Of course, as we all know, it is never quite that easy even when the unification is happening for nominally identical teams. For example, your company buys another and you have to merge the accounting system. Pretty straightforward – money is money, accountants are accountants, right? Those always go perfectly smoothly, right? Right?
In fact, unifying this aspect of change management can be especially thorny because of the intrinsic differences in tradition between the organizations. Even though complex modern systems evolve together as a whole, few sysadmins would see themselves as ‘developing’ the infrastructure, for example. Additionally, there are other problems. For instance, operations are frequently seen as service providers who need to provide SLAs for change requests that are submitted through the change management system. And a lot of operational tracking in the ticketing system is just that – operational – and it does not relate to actual configuration changes or updates to the system itself.

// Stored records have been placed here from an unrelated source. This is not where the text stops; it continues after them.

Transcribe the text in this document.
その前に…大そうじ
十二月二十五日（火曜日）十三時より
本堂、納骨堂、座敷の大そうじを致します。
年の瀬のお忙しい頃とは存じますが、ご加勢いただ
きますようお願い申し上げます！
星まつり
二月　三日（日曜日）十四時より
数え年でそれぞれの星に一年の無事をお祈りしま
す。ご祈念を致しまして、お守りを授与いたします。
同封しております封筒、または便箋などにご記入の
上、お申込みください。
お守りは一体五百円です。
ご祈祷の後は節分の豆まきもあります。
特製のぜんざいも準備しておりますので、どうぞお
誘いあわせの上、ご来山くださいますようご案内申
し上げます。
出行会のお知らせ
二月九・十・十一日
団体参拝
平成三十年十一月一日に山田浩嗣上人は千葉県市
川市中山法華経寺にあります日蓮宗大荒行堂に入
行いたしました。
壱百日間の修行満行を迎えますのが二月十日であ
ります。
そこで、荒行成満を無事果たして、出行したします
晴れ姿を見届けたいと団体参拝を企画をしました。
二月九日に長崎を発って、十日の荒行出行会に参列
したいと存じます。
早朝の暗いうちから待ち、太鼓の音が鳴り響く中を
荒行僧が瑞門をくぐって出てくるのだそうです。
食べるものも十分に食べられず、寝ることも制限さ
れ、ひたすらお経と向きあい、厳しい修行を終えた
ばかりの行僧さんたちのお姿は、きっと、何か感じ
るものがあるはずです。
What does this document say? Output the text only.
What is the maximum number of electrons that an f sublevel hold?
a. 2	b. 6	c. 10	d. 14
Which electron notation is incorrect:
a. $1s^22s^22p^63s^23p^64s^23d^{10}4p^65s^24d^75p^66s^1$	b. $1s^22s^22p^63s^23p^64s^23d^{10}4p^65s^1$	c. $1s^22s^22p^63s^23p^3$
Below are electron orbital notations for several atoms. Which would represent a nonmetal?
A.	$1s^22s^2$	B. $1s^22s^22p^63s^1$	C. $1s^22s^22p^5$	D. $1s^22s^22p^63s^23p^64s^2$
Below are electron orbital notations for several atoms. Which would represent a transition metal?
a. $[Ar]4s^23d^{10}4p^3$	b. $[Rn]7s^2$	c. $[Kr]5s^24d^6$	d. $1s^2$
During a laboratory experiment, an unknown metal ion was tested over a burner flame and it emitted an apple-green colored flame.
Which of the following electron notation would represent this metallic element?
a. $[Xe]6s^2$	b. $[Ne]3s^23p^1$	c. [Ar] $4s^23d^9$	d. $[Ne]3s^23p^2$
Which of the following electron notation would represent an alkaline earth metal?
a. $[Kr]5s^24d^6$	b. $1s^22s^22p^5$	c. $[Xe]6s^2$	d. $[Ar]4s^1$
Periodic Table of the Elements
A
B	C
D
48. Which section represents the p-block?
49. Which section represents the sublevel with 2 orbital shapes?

The key to dealing with this is the word “change”. Simplified, system changes should be treated in the same way as code changes are handled. Whatever that might be. For example, it could be a user story in the backlog. The “user” might be a middleware patch that a new feature depends on and the work items might be around submitting tickets to progressively roll that up the environment chain into production. The goal is to track needed changes to the system as first-class items in the development effort. The non-change operational stuff will almost for sure stay in the ticketing system. A simple example, but applying the principle will mean that the operating environment of a system evolves right along with its code – not as a retrofit or afterthought when it is time to deploy to a particular environment or there is a problem.
The tool part is conceptually easy – someone manages the changes in the same system that backlog/stories/work items are handled. However, there is also the matter of the “someone” mentioned in that sentence. An emerging pattern I have seen in several shops is to cohabitate an Ops-type with the development team. Whether these people are the ‘ops representative’ or ‘infrastructure developers’ their role is to focus on evolving the environment along with the code and ensuring that the path to production is in sync with how things are being developed. This is usually a relatively senior person who can advise on things, know when to say no, and know when to push. The real shift is that changes to the operating environment of an application become first-class citizens at the table when code or test changes are being discussed and they can now be tracked as part of the work that is required to deliver on an iteration.
These roles have started popping up in various places with interesting frequency. To me, this is the next logical step in Agile evolution. Having QA folks in the standups is accepted practice nowadays and organizations are figuring out that the Ops guys should be at the table as well. This does a great job of pro-actively addressing a lot of the release / promotion headaches that slow things up as things move toward production. Done right, this takes a lot stress and time out of the overall Agile release cycle.